Los novios se abrazaron bajo el árbol florecido del parque; él buscó sus
labios pese a la gente que pasaba. La escena se hacía cada vez más frecuente,
mientras los niños jugaban a perseguirse por entre los senderos empedrados bajo
los atentos ojos de madres y niñeras, las parejas aprovechaban para amarse sin
ninguna inhibición.
Cuanto más jóvenes, más audaces. Algunos llegaba a recostarse en el banco
de madera destartalado en postura nada pudorosa.
Elisa y Pablo. Pablo y Elisa. Se conocían desde niños, cuando con los
delantalitos a cuadros, rosado el de ella y azul el de él, concurrían al
Jardín.
En la clase se mostraban los colages o trabajaban juntos con la plasticina.
En el recreo se buscaban; él la cuidaba mientras ella con su castaña melena y
flequillo, se deslizaba en el tobogán. Fueron a la misma escuela y a veces les
tocó compartir el mismo salón de clase.
Cuando ingresaron a secundaria se dieron cuenta que estaban enamorados. Era
el de ellos, un amor hecho de ternura, delicadezas, gestos suaves y pocas
palabras. Algunas veces como ahora, se alejaban del bullicio estudiantil para
sentarse bajo los árboles en la plaza Artigas o caminar por las estrechas y
vegetales avenidas del parque Internacional. Tímidamente se tomaban de las manos,
con el temor siempre a flor de piel que los vieran sus familiares.
Pablo, con esa solicitud que solo el amor otorga, le llevaba cuadernos y
carpetas. Elisa lo miraba y en sus ojos brillaban las estrellas.
Por pudor, jamás se besaron, porque ese cocinarse a fuego lento es el más
feliz y excitante juego del amor.
La pasión de adolescentes que los estremecía, estaba basada en un sentido
mutuo de respeto, puesto de manifiesto en el rubor de ella y la varonil ternura
de él. Tal vez por eso no les atraía el enloquecido torbellino de las
discotecas, preferían caminar o trabajar en el garage de la casa de ella, donde
habían montado entre la leña apilada para la estufa y una vieja bicicleta, algo
así como un taller. El dibujaba y ella modelaba cerámica.
Conectaban la radio con bajo volumen y entre los dos, se tendían los
invisibles hilos de la dicha, mientras cada uno se dedicaba a su tarea.

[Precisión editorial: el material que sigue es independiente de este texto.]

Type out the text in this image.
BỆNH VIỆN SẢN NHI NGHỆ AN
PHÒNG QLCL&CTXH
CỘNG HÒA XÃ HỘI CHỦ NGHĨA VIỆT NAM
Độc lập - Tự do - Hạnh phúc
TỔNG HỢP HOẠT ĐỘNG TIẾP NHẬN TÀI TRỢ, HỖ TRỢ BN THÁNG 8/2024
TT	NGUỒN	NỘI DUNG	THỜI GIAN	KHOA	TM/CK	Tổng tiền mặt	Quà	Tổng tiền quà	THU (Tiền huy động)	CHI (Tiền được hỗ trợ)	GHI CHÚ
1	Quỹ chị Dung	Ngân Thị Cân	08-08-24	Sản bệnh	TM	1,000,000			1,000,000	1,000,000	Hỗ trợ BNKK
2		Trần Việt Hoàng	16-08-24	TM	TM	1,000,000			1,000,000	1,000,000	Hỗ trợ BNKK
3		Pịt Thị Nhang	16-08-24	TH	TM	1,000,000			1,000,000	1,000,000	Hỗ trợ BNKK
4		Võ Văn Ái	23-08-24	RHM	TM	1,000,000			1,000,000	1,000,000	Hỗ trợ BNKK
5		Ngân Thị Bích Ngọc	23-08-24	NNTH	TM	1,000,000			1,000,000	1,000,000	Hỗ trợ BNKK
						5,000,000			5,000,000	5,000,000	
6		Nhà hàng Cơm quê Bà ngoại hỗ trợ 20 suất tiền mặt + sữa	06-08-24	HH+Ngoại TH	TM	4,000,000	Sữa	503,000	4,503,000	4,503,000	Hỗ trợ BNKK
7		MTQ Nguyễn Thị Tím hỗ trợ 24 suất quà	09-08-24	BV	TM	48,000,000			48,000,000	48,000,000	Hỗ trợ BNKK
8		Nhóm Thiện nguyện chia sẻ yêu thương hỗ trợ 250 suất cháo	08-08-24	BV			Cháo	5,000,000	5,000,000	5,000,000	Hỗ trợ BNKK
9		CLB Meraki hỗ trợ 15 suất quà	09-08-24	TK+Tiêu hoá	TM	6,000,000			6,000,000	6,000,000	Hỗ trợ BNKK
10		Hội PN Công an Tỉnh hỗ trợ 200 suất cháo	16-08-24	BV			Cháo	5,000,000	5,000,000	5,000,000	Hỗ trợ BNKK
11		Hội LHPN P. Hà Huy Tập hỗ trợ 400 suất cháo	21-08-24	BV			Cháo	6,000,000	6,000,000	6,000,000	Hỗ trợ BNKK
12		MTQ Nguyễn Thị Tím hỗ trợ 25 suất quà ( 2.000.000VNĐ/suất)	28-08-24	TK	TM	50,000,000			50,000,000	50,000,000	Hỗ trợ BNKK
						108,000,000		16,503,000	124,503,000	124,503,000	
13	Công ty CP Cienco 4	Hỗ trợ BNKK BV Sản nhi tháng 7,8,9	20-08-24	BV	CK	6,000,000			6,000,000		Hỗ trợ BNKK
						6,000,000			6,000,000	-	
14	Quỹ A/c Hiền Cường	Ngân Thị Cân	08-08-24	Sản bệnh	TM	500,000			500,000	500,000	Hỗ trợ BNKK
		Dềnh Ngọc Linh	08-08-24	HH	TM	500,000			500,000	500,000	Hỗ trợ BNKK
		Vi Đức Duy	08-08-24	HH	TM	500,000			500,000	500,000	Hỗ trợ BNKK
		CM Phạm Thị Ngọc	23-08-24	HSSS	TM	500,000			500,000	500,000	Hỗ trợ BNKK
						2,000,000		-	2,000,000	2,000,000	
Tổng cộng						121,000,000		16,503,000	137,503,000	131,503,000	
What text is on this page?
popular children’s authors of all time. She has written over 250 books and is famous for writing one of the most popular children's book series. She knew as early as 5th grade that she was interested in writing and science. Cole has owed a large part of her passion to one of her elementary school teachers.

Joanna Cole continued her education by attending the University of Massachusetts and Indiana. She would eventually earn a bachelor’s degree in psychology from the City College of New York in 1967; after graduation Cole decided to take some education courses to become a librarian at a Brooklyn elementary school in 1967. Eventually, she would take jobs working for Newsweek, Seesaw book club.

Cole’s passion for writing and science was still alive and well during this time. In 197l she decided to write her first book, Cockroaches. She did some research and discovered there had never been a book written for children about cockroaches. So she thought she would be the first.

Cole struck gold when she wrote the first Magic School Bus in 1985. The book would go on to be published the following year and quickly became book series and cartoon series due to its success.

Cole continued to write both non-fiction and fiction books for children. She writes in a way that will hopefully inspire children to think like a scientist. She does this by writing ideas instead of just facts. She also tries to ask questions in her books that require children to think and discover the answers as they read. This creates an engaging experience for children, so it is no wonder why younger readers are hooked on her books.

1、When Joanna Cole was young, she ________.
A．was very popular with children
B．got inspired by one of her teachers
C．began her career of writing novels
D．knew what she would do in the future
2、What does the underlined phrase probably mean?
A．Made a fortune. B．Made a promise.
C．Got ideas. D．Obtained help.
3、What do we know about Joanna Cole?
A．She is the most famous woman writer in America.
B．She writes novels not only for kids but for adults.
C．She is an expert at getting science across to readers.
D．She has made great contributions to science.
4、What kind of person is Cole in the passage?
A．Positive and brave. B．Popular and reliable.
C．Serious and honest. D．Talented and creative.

Algunas tardes, la abuela los invitaba con un tazón de café con leche y
unos bizcochos recién horneados.
Antes que anocheciera, sin medir palabras, Pablo se marchaba con un simple
pero afectuoso: ¡hasta mañana!.
Nunca hablaban del futuro, ¿para qué? El mundo era claro y luminoso como el
sol que llenaba de calidez el cuerpo y el alma. Cada uno sabía y lo intuía en
el otro; nada podría separarlos, aguardando los dos el momento en que,
conscientes y seguros, asumirían la responsabilidad de unirse en matrimonio.
Mientras lo hacían, agitaban sueños al viento, como corolas prontas a estallar, henchidas de fragancia y
color. La primavera estaba en ellos, pero solo el sol de mediodía madura y
sazona los frutos, aquellos que sacian el hambre y calman la sed.
Bajo la bóveda azulada, caminaban erguidos y confiantes, tomados de la mano,
porque intuían que el amor compartido es la forma más bella de vivir.